(Reuters) – More than 450 immigrant parents who were separated from their children when they entered the United States illegally are no longer in the country though their children remain behind, according to a joint court filing on Monday by the federal government and the American Civil Liberties Union.
Security officers keep watch over a tent encampment housing immigrant children just north of the Mexican border in Tornillo, Texas, June 20, 2018. REUTERS/Mike
The absence of the 463 parents, which U.S. government lawyers said was “under review,” could impede government efforts to reunite separated families by Thursday, the deadline ordered by a federal judge. The filing did not say why the 463 parents had left the country, but government officials previously acknowledged that some parents had been deported without their children.
As of Monday, 879 parents had been reunited with their children, according to the filing.
About 2,500 children were separated from their parents after the Trump administration announced a “zero tolerance” policy in April aimed at discouraging illegal immigration. The policy was ended in June amid an international outcry about the government’s treatment of immigrant children.
U.S. District Judge Dana Sabraw in San Diego ordered last month that the government had to reunite the children with their parents in a case brought by the ACLU.

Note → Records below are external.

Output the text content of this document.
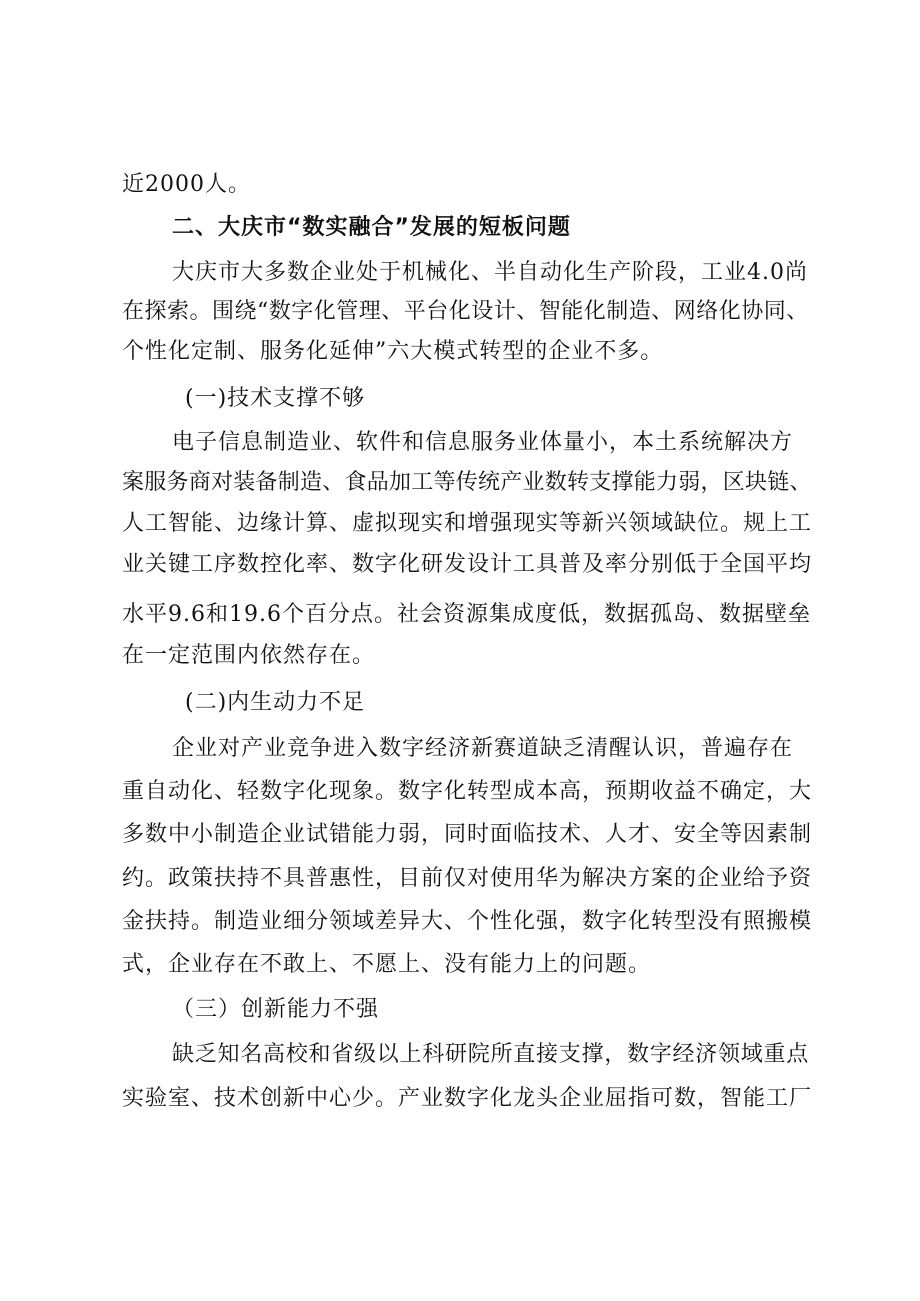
近2000人。
二、大庆市“数实融合”发展的短板问题
大庆市大多数企业处于机械化、半自动化生产阶段，工业4.0尚
在探索。围绕“数字化管理、平台化设计、智能化制造、网络化协同、
个性化定制、服务化延伸”六大模式转型的企业不多。
(一)技术支撑不够
电子信息制造业、软件和信息服务业体量小，本土系统解决方
案服务商对装备制造、食品加工等传统产业数转支撑能力弱，区块链、
人工智能、边缘计算、虚拟现实和增强现实等新兴领域缺位。规上工
业关键工序数控化率、数字化研发设计工具普及率分别低于全国平均
水平9.6和19.6个百分点。社会资源集成度低，数据孤岛、数据壁垒
在一定范围内依然存在。
(二)内生动力不足
企业对产业竞争进入数字经济新赛道缺乏清醒认识，普遍存在
重自动化、轻数字化现象。数字化转型成本高，预期收益不确定，大
多数中小制造企业试错能力弱，同时面临技术、人才、安全等因素制
约。政策扶持不具普惠性，目前仅对使用华为解决方案的企业给予资
金扶持。制造业细分领域差异大、个性化强，数字化转型没有照搬模
式，企业存在不敢上、不愿上、没有能力上的问题。
（三）创新能力不强
缺乏知名高校和省级以上科研院所直接支撑，数字经济领域重点
实验室、技术创新中心少。产业数字化龙头企业屈指可数，智能工厂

On Monday, the government also said 917 parents were either not eligible to be reunited or not yet known to be eligible to be reunited with their child. That number includes parents no longer in the country as well as those deemed unsuitable because of criminal convictions or for other reasons.
Immigration advocates have expressed alarm about parents deported without their children, saying it can create problems with the children’s immigration cases.
“How can we go forward on a case if we don’t know the parent’s wishes?” Megan McKenna, spokeswoman for Kids in Need of Defense, told Reuters earlier this month.
While Monday’s report indicated progress with reunifications, the ACLU made clear its frustrations with the process. The rights group said it did not have a list of parents who signed a form electing to be deported without their child.
“These parents urgently need consultations with lawyers, so that they do not mistakenly strand their children in the United States,” the ACLU wrote in the court filing.
The ACLU asked Sabraw to order the government to turn the information over by the end of Tuesday.
The government said it had cleared an additional 538 parents for reunification pending transport.